InterRidge Steering Committee委員

島 伸和(神戸大学)

2006年のInterRidge Steering Committee meetingは、モスクワのVernadsky Institute of Russian Academy(ホストは、Sergei A. Silantyev)で、6月14-16日の日程で行われた.出席者は、Donna Blackman(米)、Colin Devey(独)、Jérôme Dyment(仏)、Valérie Eppl?(Coordinator InterRidge Office)、Kristen Kusek(InterRidge Education and Outreach)、Jian Lin(米)、Steve Scott(加)と私で、Principal memberであるイギリスからの委員が欠席した.最終的な議事録は、InterRidgeのWeb siteで公開されるので、ここでは、私のメモをもとに、要点のみ報告する.

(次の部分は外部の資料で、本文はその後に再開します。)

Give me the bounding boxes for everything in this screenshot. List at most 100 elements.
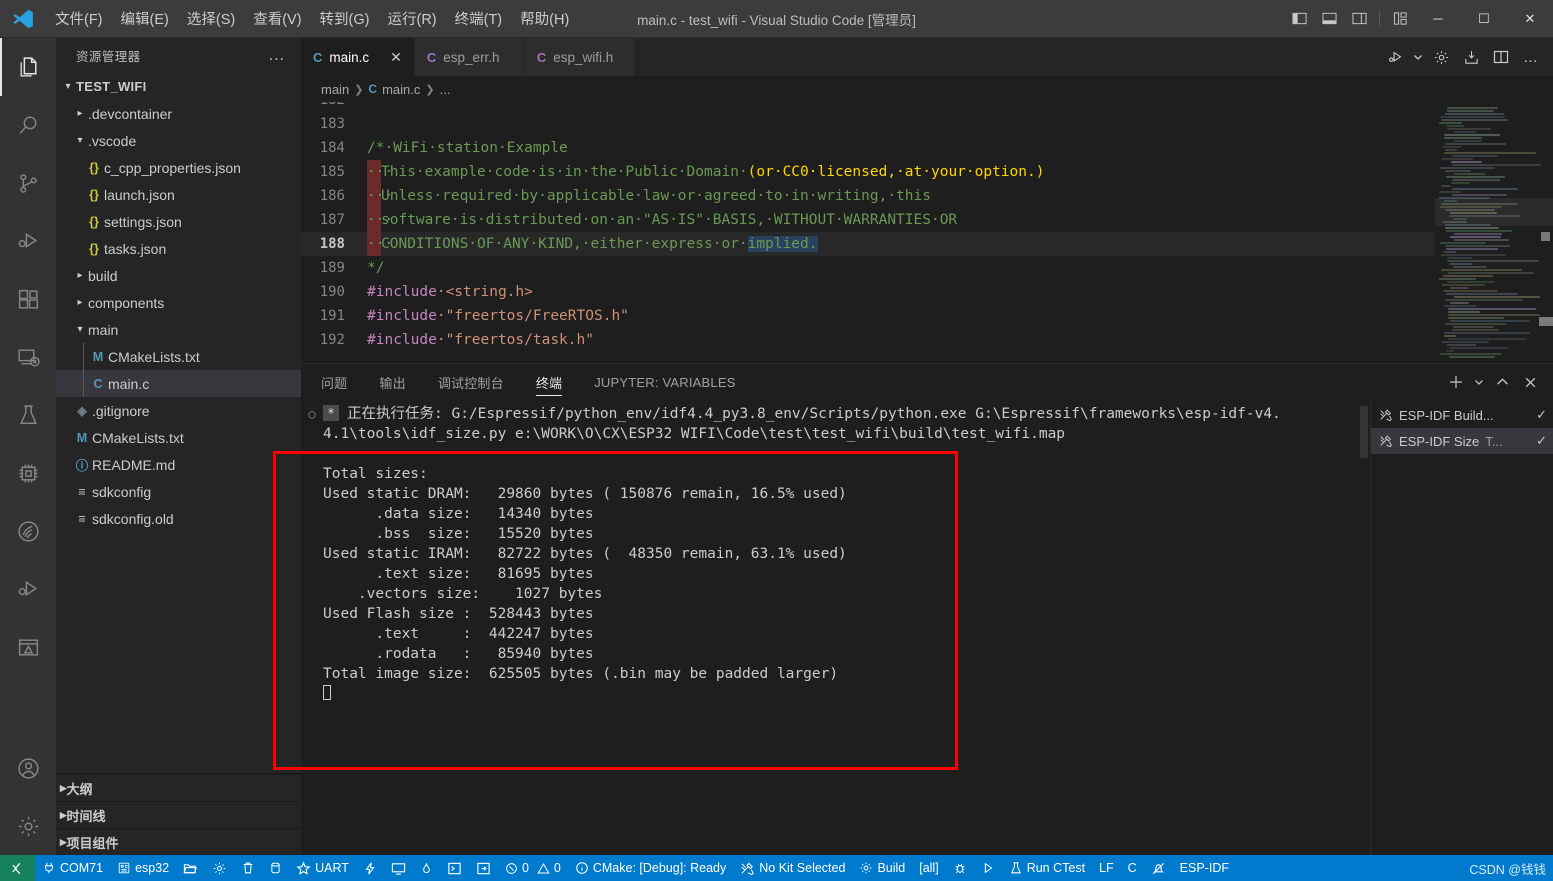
chevron-down-icon[interactable]	[1411, 43, 1425, 71]
status-target-chip[interactable]: esp32	[110, 855, 176, 881]
tab-problems[interactable]: 问题	[321, 364, 347, 400]
tab-esp-err-h[interactable]: C esp_err.h	[414, 38, 525, 76]
activitybar-testing-beaker-icon[interactable]	[0, 386, 56, 444]
tree-item-components[interactable]: ▸ components	[56, 289, 301, 316]
code-editor[interactable]: 182 183 184 /*·WiFi·station·Example 185 ··…	[301, 102, 1553, 363]
status-espidf[interactable]: ESP-IDF	[1173, 855, 1236, 881]
terminal-task-esp-idf-size[interactable]: ESP-IDF Size T... ✓	[1371, 428, 1553, 454]
status-launch-target[interactable]	[974, 855, 1002, 881]
status-flash-device[interactable]	[262, 855, 289, 881]
chevron-down-icon[interactable]: ▾	[60, 81, 76, 92]
status-remote-window-icon[interactable]	[0, 855, 35, 881]
activitybar-espressif-chip-icon[interactable]	[0, 444, 56, 502]
terminal-task-esp-idf-build[interactable]: ESP-IDF Build... ✓	[1371, 402, 1553, 428]
status-menuconfig[interactable]	[205, 855, 234, 881]
panel-bottom-toggle-icon[interactable]	[1314, 0, 1344, 37]
breadcrumb-file[interactable]: main.c	[382, 82, 420, 97]
status-kit[interactable]: No Kit Selected	[733, 855, 852, 881]
status-notifications[interactable]	[1144, 855, 1173, 881]
status-openocd[interactable]	[413, 855, 440, 881]
activitybar-cmake-window-icon[interactable]	[0, 618, 56, 676]
menu-terminal[interactable]: 终端(T)	[446, 0, 512, 37]
menu-bar[interactable]: 文件(F) 编辑(E) 选择(S) 查看(V) 转到(G) 运行(R) 终端(T…	[46, 0, 578, 37]
panel-right-toggle-icon[interactable]	[1344, 0, 1374, 37]
tree-item-main-cmakelists[interactable]: M CMakeLists.txt	[56, 343, 301, 370]
maximize-panel-icon[interactable]	[1489, 369, 1515, 395]
status-errors-warnings[interactable]: 0 0	[498, 855, 568, 881]
close-button[interactable]: ✕	[1507, 0, 1553, 37]
minimap-slider[interactable]	[1435, 198, 1553, 226]
sidebar-section-project-components[interactable]: ▸ 项目组件	[56, 828, 301, 855]
tree-item-root-cmakelists[interactable]: M CMakeLists.txt	[56, 424, 301, 451]
tree-item-main-c[interactable]: C main.c	[56, 370, 301, 397]
breadcrumb-main[interactable]: main	[321, 82, 349, 97]
status-debug-target[interactable]	[946, 855, 974, 881]
minimap[interactable]	[1435, 102, 1553, 363]
status-build-target[interactable]: [all]	[912, 855, 945, 881]
tree-item-gitignore[interactable]: ◈ .gitignore	[56, 397, 301, 424]
tree-item-tasks-json[interactable]: {} tasks.json	[56, 235, 301, 262]
more-actions-icon[interactable]: …	[1517, 43, 1545, 71]
activitybar-account-icon[interactable]	[0, 739, 56, 797]
status-eol[interactable]: LF	[1092, 855, 1121, 881]
breadcrumb-symbol[interactable]: ...	[440, 82, 451, 97]
minimize-button[interactable]: ─	[1415, 0, 1461, 37]
explorer-more-actions-icon[interactable]: ...	[269, 47, 293, 65]
sidebar-section-timeline[interactable]: ▸ 时间线	[56, 801, 301, 828]
activitybar-cmake-debug-icon[interactable]	[0, 560, 56, 618]
status-uart[interactable]: UART	[289, 855, 356, 881]
tree-item-main-folder[interactable]: ▾ main	[56, 316, 301, 343]
activitybar-search-icon[interactable]	[0, 96, 56, 154]
status-cmake-state[interactable]: CMake: [Debug]: Ready	[568, 855, 733, 881]
menu-selection[interactable]: 选择(S)	[178, 0, 244, 37]
tab-jupyter-variables[interactable]: JUPYTER: VARIABLES	[594, 364, 735, 400]
status-fullclean[interactable]	[234, 855, 262, 881]
customize-layout-icon[interactable]	[1385, 0, 1415, 37]
menu-edit[interactable]: 编辑(E)	[112, 0, 178, 37]
close-panel-icon[interactable]	[1517, 369, 1543, 395]
activitybar-run-debug-icon[interactable]	[0, 212, 56, 270]
status-export-idf[interactable]	[469, 855, 498, 881]
breadcrumb[interactable]: main ❯ C main.c ❯ ...	[301, 76, 1553, 102]
status-com-port[interactable]: COM71	[35, 855, 110, 881]
status-run-ctest[interactable]: Run CTest	[1002, 855, 1092, 881]
tab-terminal[interactable]: 终端	[535, 364, 563, 400]
tree-item-vscode[interactable]: ▾ .vscode	[56, 127, 301, 154]
menu-run[interactable]: 运行(R)	[378, 0, 445, 37]
menu-view[interactable]: 查看(V)	[244, 0, 310, 37]
status-build-button[interactable]: Build	[852, 855, 912, 881]
tree-item-sdkconfig[interactable]: ≡ sdkconfig	[56, 478, 301, 505]
split-editor-icon[interactable]	[1487, 43, 1515, 71]
run-or-debug-icon[interactable]	[1381, 43, 1409, 71]
menu-file[interactable]: 文件(F)	[46, 0, 112, 37]
maximize-button[interactable]: ☐	[1461, 0, 1507, 37]
status-open-folder[interactable]	[176, 855, 205, 881]
status-language-mode[interactable]: C	[1121, 855, 1144, 881]
panel-left-toggle-icon[interactable]	[1284, 0, 1314, 37]
tab-esp-wifi-h[interactable]: C esp_wifi.h	[524, 38, 635, 76]
status-terminal-idf[interactable]	[440, 855, 469, 881]
new-terminal-icon[interactable]	[1443, 369, 1469, 395]
activitybar-explorer-files-icon[interactable]	[0, 38, 56, 96]
chevron-down-icon[interactable]	[1471, 369, 1487, 395]
code-lines[interactable]: 182 183 184 /*·WiFi·station·Example 185 ··…	[301, 102, 1435, 363]
gear-icon[interactable]	[1427, 43, 1455, 71]
tab-main-c[interactable]: C main.c ✕	[301, 38, 415, 76]
activitybar-remote-explorer-icon[interactable]	[0, 328, 56, 386]
tab-output[interactable]: 输出	[379, 364, 405, 400]
tree-item-test_wifi[interactable]: ▾ TEST_WIFI	[56, 73, 301, 100]
tree-item-sdkconfig-old[interactable]: ≡ sdkconfig.old	[56, 505, 301, 532]
chevron-down-icon[interactable]: ▾	[72, 135, 88, 146]
activitybar-source-control-icon[interactable]	[0, 154, 56, 212]
activitybar-manage-gear-icon[interactable]	[0, 797, 56, 855]
chevron-down-icon[interactable]: ▾	[72, 324, 88, 335]
scrollbar-thumb[interactable]	[1539, 317, 1553, 326]
tree-item-launch-json[interactable]: {} launch.json	[56, 181, 301, 208]
editor-scrollbar[interactable]	[1539, 102, 1553, 363]
tab-debug-console[interactable]: 调试控制台	[438, 364, 504, 400]
status-build-flash-monitor[interactable]	[356, 855, 384, 881]
tree-item-c_cpp_properties-json[interactable]: {} c_cpp_properties.json	[56, 154, 301, 181]
download-icon[interactable]	[1457, 43, 1485, 71]
activitybar-wireless-icon[interactable]	[0, 502, 56, 560]
chevron-right-icon[interactable]: ▸	[72, 297, 88, 308]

InterRidge memberに変更が生じた.まず、カナダは、予算を確保できずmembership feeが払えないため、Associate memberからCorresponding memberに、逆に、スペインは、Corresponding memberからAssociate memberに、member statusを変更した.また、ロシアは、会場となったVernadsky Institute of Russian Academyの所長との会談で、Associate memberのmembership feeを払うことを示唆した.なお、日本は、InterRidgeのための予算を獲得できなかったが、4機関(JAMSTEC、東大海洋研、国立極地研、神戸大)で分散して負担することでmembership feeを支払って、Principal memberにとどまることを表明した.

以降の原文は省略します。